Feuilleton · Les 5 piliers du voyage pas cher : le guide complet pour voyager plus en dépensant moins / Épisode 3
Pilier 3 : Miles, points et programmes de fidélité — le guide pour voyager (vraiment) gratis
23 juillet 2026
Précédemment
Dans l’épisode 1, on a appris à dénicher des billets d’avion au prix plancher grâce aux alertes de prix, aux calendriers flexibles et aux erreurs tarifaires. Dans l’épisode 2, on a divisé la note d’hébergement par deux (ou plus) avec l’échange de maisons, le housesitting et les auberges de jeunesse premium. Aujourd’hui, on attaque le pilier qui fascine autant qu’il intimide : les miles, les points, et la promesse de voyager vraiment gratis.

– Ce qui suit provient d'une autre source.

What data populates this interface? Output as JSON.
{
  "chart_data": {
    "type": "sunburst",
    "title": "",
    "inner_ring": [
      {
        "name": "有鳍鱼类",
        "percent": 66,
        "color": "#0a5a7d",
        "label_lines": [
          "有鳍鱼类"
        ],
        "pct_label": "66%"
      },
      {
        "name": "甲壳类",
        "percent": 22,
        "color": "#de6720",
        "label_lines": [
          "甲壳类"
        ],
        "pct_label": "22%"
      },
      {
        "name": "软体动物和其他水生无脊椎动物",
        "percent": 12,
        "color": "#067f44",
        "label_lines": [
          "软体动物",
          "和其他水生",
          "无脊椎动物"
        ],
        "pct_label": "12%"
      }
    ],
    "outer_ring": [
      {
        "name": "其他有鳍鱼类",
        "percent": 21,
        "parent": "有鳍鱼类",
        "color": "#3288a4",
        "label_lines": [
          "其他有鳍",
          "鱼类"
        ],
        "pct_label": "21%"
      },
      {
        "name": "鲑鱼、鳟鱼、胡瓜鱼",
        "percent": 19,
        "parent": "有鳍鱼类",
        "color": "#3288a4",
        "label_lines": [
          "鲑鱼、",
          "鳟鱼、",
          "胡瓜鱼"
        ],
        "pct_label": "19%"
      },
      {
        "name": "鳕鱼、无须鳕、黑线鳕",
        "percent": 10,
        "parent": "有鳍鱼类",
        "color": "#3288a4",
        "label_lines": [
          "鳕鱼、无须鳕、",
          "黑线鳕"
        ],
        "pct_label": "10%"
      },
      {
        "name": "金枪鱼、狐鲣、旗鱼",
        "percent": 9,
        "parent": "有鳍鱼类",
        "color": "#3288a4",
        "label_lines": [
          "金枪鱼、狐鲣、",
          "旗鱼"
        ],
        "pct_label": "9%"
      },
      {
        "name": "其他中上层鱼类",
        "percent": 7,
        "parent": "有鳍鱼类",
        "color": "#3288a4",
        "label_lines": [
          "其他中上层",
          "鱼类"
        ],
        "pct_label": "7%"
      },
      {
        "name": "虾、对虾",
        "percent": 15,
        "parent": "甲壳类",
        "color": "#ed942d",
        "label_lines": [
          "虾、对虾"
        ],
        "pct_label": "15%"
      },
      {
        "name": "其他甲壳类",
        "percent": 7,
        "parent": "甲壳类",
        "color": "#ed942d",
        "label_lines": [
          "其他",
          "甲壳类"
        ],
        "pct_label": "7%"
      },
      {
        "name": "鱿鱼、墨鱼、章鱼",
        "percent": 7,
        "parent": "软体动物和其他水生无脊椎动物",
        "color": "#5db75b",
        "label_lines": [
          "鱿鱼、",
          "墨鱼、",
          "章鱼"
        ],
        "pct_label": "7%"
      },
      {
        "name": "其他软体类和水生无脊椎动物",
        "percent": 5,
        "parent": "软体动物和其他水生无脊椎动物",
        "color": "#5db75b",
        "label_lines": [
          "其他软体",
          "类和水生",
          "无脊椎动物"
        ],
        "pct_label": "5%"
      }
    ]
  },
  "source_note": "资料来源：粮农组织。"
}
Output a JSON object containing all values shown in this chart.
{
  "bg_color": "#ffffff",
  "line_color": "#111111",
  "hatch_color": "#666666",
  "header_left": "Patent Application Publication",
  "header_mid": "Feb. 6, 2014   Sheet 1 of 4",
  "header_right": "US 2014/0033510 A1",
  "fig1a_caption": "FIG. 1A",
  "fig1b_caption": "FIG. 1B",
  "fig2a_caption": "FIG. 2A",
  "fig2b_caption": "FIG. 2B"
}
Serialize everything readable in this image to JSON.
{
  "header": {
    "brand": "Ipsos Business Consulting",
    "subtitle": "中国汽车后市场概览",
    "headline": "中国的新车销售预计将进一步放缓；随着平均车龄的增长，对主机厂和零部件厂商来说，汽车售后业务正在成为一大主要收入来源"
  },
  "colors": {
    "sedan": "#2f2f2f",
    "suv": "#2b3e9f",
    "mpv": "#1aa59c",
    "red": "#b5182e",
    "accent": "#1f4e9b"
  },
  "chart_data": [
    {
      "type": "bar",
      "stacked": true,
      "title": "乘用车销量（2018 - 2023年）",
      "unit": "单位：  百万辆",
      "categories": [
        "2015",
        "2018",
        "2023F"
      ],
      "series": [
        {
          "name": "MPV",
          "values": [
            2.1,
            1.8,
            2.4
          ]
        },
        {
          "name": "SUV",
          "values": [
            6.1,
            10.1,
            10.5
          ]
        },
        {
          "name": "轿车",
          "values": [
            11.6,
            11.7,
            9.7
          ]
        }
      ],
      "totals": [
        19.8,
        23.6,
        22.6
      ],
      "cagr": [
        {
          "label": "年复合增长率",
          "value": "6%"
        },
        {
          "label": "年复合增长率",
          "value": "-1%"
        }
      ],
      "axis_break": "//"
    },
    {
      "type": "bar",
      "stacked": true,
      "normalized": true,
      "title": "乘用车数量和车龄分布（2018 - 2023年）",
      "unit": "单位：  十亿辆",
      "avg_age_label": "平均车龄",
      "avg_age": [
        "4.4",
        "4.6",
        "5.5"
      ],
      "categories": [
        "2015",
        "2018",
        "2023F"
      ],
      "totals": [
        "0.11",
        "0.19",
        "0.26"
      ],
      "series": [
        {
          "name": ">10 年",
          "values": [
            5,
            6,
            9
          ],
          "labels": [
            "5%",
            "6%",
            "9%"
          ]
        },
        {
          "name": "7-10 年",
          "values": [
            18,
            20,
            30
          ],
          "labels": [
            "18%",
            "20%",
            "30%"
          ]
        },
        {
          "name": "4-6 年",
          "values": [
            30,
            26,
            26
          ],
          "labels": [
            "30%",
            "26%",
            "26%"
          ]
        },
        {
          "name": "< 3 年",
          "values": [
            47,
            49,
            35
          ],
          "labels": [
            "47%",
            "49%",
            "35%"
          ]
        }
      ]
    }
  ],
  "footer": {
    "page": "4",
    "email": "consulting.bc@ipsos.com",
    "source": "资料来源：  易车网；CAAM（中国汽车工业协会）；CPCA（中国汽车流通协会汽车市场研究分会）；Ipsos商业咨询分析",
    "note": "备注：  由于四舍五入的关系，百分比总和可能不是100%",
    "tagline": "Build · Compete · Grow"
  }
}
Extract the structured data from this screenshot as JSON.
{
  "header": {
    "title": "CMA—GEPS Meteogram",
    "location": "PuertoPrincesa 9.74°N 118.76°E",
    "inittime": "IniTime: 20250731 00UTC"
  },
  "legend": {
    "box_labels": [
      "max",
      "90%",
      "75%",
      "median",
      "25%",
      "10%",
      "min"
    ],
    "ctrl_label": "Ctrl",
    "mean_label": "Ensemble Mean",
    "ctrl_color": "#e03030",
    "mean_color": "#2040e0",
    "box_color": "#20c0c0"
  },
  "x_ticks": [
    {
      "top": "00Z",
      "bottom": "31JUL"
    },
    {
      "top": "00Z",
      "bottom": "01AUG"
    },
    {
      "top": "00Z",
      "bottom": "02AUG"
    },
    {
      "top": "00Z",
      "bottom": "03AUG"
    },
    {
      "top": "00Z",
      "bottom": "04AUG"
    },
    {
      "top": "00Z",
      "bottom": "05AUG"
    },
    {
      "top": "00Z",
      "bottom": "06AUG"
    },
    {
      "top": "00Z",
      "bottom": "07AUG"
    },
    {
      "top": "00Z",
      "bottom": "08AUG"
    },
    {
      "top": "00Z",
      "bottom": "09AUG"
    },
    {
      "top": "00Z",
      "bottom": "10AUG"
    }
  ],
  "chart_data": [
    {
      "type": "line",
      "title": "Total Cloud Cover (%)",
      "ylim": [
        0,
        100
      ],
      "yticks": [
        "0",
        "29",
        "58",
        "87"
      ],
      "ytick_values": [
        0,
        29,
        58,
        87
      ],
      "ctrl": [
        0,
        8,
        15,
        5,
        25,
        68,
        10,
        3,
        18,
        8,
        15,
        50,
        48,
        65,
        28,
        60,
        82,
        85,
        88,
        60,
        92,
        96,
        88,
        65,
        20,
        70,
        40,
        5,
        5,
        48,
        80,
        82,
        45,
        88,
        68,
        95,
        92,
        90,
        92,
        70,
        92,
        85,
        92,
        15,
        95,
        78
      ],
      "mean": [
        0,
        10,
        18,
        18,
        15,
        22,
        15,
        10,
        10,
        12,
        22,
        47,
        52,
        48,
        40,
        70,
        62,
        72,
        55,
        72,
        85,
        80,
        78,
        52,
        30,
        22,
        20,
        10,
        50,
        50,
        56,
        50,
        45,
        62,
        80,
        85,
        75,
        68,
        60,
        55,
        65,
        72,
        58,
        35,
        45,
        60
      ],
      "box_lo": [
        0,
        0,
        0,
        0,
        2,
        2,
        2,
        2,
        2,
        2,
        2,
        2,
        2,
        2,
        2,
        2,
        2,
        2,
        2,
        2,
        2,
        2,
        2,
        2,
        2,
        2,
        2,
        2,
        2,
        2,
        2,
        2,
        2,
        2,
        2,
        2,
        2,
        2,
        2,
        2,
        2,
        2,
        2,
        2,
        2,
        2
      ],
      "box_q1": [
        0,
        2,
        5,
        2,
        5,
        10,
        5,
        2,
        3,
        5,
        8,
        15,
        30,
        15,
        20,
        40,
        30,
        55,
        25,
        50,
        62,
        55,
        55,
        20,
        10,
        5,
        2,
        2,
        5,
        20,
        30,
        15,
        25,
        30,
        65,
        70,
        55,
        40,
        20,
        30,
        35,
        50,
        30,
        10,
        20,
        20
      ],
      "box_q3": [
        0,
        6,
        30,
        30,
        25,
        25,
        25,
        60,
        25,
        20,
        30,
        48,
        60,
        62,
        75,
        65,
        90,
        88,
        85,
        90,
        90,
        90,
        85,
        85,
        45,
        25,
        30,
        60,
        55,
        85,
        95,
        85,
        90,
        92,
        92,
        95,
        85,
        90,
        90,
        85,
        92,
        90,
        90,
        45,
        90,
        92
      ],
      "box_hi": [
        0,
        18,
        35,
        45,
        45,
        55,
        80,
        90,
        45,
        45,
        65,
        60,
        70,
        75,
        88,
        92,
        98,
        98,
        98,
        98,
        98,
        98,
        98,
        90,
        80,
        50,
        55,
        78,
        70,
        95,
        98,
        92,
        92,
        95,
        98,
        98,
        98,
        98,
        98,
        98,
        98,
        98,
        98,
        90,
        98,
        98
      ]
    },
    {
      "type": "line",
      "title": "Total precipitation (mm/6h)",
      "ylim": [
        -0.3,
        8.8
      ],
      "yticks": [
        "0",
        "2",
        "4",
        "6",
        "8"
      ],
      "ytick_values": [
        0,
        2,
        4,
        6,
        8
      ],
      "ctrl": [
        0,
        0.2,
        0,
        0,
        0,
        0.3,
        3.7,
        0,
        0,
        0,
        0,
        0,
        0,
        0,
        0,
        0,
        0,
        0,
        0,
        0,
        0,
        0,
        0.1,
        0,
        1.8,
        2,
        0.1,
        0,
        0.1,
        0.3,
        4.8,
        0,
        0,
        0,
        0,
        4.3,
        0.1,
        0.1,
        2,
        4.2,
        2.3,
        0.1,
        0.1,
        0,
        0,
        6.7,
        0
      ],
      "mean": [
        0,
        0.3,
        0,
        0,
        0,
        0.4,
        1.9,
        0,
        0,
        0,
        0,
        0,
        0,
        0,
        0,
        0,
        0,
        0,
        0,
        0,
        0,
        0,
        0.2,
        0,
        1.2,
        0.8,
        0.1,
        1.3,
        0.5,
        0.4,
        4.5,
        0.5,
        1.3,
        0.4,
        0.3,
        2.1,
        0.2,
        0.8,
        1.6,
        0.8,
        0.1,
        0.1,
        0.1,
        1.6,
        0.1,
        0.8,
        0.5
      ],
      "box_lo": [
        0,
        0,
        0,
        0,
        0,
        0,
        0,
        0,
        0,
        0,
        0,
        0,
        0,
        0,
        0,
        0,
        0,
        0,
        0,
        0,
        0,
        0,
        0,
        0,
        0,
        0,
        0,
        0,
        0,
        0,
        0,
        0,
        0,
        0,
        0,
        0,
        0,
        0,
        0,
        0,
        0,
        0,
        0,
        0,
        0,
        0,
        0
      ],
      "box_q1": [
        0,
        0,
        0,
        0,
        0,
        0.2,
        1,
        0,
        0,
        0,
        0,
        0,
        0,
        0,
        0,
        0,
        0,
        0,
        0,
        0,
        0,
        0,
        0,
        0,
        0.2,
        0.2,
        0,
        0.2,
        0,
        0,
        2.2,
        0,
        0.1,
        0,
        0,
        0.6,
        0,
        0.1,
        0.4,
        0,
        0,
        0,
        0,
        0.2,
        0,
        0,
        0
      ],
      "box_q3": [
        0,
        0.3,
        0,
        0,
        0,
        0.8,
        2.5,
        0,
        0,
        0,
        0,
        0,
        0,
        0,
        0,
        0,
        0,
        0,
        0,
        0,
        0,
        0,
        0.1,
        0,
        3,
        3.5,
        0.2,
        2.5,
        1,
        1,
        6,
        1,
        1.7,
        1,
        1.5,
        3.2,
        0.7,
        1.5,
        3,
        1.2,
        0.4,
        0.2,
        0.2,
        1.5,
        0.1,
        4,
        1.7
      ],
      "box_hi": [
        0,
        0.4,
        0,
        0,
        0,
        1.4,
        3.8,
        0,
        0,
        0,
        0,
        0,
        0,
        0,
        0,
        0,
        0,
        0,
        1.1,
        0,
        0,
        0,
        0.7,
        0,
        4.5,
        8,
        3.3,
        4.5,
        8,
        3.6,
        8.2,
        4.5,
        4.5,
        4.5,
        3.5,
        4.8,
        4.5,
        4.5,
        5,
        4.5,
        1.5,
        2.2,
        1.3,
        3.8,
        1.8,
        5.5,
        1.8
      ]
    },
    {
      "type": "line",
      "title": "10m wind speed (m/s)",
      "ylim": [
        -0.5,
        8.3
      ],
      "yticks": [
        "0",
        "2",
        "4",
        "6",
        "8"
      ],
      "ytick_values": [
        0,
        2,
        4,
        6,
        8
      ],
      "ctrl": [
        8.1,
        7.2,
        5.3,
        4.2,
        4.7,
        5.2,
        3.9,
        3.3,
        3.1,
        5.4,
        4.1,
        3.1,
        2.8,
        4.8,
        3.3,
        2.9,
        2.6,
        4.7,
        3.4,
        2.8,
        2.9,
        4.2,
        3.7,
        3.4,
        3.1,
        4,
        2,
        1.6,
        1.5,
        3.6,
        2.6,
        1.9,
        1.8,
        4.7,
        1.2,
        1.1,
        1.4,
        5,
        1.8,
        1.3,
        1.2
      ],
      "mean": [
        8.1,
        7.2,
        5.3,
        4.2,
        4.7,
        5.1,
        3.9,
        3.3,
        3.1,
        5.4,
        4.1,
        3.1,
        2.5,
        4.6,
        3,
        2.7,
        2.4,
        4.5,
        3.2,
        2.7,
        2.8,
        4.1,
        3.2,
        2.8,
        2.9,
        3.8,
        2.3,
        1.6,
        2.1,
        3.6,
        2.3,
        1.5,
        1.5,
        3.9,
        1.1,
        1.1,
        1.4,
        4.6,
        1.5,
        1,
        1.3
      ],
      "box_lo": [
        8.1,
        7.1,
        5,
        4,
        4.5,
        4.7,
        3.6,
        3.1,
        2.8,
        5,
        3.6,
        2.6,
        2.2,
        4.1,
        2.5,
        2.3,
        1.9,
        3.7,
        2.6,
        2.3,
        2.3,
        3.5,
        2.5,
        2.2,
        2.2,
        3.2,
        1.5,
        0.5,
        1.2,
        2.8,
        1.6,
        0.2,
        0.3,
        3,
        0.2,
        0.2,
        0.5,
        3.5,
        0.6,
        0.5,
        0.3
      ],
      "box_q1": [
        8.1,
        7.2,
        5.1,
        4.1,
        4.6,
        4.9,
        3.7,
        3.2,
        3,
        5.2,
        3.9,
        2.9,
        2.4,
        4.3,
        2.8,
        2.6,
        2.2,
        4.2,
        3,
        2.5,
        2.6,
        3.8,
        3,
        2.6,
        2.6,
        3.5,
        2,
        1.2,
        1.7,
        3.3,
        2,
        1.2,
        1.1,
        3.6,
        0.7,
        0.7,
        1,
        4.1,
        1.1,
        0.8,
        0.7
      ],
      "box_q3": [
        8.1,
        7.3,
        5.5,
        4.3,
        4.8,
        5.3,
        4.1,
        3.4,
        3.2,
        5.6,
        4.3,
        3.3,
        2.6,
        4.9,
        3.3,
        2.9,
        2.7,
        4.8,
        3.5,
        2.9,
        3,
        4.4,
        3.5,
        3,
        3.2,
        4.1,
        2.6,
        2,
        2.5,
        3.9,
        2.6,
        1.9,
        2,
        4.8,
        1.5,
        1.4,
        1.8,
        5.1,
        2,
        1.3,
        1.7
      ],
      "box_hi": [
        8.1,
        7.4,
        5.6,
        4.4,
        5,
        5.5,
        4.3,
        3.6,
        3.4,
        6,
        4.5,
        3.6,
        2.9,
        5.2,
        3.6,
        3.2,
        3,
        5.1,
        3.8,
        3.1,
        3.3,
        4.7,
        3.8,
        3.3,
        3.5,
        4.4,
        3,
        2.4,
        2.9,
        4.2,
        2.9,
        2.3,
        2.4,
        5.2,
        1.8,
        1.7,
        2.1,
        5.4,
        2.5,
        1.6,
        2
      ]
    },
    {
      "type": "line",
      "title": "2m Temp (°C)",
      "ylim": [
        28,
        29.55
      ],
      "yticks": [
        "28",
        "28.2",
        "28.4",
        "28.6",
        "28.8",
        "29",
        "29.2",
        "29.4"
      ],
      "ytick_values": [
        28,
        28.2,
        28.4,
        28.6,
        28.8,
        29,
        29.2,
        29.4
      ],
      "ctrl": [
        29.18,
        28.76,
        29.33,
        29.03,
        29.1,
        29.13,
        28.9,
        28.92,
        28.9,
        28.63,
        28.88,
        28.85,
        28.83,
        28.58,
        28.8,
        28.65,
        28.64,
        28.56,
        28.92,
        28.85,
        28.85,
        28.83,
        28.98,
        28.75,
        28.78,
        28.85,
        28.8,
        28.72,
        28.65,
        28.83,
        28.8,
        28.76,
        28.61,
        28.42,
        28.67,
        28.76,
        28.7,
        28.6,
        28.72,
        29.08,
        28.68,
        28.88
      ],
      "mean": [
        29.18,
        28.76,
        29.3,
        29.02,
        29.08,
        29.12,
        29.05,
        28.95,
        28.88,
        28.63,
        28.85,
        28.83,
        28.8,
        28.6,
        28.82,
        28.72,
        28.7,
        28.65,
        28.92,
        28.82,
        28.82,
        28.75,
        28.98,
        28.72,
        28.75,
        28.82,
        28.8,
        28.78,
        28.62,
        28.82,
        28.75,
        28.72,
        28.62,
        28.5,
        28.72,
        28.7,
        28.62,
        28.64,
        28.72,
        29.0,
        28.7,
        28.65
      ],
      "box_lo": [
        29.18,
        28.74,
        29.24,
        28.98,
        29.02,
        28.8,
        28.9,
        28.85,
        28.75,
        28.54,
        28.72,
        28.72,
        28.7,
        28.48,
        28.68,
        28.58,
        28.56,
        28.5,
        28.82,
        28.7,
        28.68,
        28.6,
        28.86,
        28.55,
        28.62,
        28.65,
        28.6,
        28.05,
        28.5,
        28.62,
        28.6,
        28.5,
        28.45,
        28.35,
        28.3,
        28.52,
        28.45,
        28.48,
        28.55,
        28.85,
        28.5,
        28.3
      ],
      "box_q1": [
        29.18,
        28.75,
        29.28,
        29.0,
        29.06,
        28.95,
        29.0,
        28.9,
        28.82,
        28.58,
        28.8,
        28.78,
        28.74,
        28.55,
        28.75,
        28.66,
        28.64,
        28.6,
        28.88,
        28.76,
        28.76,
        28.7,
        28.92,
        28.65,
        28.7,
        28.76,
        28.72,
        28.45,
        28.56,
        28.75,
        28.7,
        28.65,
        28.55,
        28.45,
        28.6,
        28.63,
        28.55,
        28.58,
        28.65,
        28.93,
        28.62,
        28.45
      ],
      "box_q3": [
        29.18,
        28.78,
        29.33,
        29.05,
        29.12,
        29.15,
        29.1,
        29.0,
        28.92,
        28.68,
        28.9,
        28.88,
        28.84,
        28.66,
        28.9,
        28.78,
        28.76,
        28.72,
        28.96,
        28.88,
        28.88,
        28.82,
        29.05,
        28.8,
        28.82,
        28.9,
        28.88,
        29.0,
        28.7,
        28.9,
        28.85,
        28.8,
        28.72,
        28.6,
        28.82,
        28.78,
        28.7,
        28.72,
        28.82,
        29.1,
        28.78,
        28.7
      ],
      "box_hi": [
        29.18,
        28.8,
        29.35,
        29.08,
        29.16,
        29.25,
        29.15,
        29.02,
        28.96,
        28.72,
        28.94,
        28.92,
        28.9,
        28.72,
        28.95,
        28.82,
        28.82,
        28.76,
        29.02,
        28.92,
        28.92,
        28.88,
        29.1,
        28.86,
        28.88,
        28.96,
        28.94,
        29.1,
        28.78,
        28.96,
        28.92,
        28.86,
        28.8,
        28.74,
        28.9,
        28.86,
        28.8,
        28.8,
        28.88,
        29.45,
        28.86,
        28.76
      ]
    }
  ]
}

La première fois qu’on entend parler de « miles », on imagine un pilote de ligne qui accumule des points depuis 30 ans avant de s’offrir un billet gratuit pour Bordeaux. La réalité est bien plus excitante — et bien plus accessible.
Ce que sont vraiment les miles (et pourquoi c’est du cash déguisé)
Un mile ou un point, c’est une monnaie. Une monnaie émise par une compagnie aérienne ou un programme de fidélité, qui a une valeur réelle et qu’on peut échanger contre des billets d’avion, des nuits d’hôtel, des surclassements ou des locations de voiture.
La clé à comprendre : cette monnaie se gagne sans nécessairement prendre l’avion. C’est là que tout bascule.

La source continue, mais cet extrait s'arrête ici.